One of the more common reasons people have been giving in recent weeks for not getting their flu shot is their belief that flu season has probably peaked. The flu vaccine takes two weeks to provide full protection.
But as the latest map from the U.S. Centers for Disease Control and Prevention shows, far from having peaked, flu activity increased during the week ending Feb. 3. Comparing it with the week before, it's easy to see that among the relatively few states that weren't colored red for highest flu activity, most have moved closer to that level.
Other findings in the CDC report:
- The most frequently identified influenza virus subtype reported by public health laboratories during week 5 was influenza A(H3). The percentage of respiratory specimens testing positive for influenza in clinical laboratories remained elevated.
- The proportion of deaths attributed to pneumonia and influenza (P&I) was above the system-specific epidemic threshold in the National Center for Health Statistics (NCHS) Mortality Surveillance System.
- Ten influenza-associated pediatric deaths were reported.
- A cumulative rate of 59.9 laboratory-confirmed influenza-associated hospitalizations per 100,000 population was reported.
- The proportion of outpatient visits for influenza-like illness (ILI) was 7.7%, which is above the national baseline of 2.2%. All 10 regions reported ILI at or above region-specific baseline levels. New York City, the District of Columbia, Puerto Rico and 43 states experienced high ILI activity; three states experienced moderate ILI activity; two states experienced low ILI activity; and two states experienced minimal ILI activity.
- The geographic spread of influenza in Puerto Rico and 48 states was reported as widespread; two states reported regional activity; the District of Columbia and Guam reported local activity; and the U.S. Virgin Islands reported sporadic activity.
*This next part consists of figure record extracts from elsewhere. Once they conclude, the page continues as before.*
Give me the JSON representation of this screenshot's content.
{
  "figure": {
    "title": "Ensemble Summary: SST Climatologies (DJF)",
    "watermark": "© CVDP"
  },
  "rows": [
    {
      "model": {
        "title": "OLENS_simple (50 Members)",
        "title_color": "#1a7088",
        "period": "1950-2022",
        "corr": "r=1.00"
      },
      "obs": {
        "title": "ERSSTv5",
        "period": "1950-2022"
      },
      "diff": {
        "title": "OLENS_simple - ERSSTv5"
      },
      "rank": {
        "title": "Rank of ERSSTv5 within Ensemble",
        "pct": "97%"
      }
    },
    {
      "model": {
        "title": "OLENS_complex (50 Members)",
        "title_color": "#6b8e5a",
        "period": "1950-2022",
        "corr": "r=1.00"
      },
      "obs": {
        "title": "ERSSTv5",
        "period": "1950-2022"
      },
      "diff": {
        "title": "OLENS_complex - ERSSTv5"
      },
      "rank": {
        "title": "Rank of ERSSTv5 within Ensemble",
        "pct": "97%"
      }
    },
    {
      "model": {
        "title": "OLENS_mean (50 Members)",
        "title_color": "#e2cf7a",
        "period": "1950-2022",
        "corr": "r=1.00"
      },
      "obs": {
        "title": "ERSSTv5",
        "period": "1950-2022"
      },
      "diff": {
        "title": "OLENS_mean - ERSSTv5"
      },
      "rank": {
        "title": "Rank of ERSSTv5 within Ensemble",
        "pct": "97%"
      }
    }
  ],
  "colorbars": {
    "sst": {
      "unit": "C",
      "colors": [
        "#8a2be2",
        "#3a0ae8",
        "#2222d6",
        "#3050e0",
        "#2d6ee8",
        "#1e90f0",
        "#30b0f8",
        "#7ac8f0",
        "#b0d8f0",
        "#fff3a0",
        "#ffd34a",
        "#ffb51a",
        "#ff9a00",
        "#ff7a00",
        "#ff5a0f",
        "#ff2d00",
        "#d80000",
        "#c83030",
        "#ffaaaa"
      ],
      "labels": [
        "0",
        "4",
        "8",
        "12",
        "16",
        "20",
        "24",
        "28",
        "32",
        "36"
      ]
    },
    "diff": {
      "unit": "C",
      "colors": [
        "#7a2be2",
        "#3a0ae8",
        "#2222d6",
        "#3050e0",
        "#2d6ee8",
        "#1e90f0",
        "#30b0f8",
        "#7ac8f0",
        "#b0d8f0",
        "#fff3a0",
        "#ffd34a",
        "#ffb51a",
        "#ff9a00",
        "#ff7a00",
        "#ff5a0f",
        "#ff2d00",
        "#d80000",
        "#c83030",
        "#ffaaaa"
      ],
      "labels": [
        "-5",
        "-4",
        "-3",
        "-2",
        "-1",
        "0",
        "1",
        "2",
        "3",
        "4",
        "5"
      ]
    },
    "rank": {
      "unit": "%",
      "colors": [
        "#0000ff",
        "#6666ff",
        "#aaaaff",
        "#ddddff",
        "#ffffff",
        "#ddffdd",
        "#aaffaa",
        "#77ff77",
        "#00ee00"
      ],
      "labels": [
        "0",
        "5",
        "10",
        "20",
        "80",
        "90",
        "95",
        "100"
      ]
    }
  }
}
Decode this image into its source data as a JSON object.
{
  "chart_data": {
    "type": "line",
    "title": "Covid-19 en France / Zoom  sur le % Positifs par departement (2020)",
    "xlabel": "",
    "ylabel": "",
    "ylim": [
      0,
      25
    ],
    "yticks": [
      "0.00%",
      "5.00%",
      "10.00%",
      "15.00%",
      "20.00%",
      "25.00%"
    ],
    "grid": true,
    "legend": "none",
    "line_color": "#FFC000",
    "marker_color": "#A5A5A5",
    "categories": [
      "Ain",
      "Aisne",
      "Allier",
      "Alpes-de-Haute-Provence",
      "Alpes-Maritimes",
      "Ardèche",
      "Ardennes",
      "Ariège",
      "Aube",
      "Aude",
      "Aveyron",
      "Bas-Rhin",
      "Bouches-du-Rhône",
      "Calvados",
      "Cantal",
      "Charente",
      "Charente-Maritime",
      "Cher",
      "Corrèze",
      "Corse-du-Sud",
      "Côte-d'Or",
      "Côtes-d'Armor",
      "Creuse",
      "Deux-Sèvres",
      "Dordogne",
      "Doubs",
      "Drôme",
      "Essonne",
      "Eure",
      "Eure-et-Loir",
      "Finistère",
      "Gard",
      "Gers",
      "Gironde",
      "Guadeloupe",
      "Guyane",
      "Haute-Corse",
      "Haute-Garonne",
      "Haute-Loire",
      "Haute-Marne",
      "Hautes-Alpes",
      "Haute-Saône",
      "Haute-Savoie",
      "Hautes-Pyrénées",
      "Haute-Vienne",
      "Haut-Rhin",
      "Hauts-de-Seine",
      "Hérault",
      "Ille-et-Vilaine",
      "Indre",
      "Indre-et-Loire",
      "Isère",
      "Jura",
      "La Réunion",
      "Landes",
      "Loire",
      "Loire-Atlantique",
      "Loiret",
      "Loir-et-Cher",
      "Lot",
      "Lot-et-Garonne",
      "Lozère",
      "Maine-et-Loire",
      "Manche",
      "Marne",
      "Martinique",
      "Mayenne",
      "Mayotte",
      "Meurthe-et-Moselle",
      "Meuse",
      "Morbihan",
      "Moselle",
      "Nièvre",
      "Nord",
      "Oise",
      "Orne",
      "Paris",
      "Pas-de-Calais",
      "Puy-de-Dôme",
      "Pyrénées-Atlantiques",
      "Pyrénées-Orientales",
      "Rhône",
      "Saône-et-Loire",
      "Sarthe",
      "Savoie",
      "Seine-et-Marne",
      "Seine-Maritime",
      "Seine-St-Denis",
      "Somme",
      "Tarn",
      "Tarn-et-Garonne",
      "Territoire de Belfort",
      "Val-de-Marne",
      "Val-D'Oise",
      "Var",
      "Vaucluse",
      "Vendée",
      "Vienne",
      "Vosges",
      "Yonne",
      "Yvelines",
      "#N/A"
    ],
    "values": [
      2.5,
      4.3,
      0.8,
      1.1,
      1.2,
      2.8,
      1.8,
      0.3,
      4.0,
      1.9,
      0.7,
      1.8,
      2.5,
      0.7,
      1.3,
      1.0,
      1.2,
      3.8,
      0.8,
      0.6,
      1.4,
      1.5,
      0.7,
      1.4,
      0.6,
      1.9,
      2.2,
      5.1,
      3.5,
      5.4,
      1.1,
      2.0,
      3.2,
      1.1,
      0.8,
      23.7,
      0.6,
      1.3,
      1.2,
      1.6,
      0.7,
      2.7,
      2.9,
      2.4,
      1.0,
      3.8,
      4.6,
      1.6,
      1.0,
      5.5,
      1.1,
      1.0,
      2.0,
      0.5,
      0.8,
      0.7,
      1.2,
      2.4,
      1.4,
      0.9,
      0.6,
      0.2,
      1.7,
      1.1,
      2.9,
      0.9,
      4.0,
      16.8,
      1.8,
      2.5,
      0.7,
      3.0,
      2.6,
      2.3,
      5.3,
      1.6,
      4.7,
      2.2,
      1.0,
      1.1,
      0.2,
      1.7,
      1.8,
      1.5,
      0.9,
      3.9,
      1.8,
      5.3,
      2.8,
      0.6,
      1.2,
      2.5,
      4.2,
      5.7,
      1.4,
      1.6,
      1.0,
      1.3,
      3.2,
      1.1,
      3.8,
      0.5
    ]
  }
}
No one knows when the flu season will peak; getting the flu shot now will ensure that if flu activity remains high for the next several weeks, which many health experts expect, will ensure some level of protection.
Of course, the other common reason people give for not getting their flu shot is that it isn't effective enough. It's true that this isn't one of the best years for preventing the flu through vaccine, but getting the flu shot still improves people's chances significantly, as well as protecting the vulnerable people, such as young children and the elderly, with whom they come in contact.
It is especially important to remember this year, when a particularly troubling strain of the flu is going around, that even if the vaccine doesn't prevent illness altogether, there's a good chance that vaccinated people who catch the disease will experience a shorter, milder case.
So, no, the flu vaccine isn't useless. Not by a long shot. And no, it is not too late for you to get yours.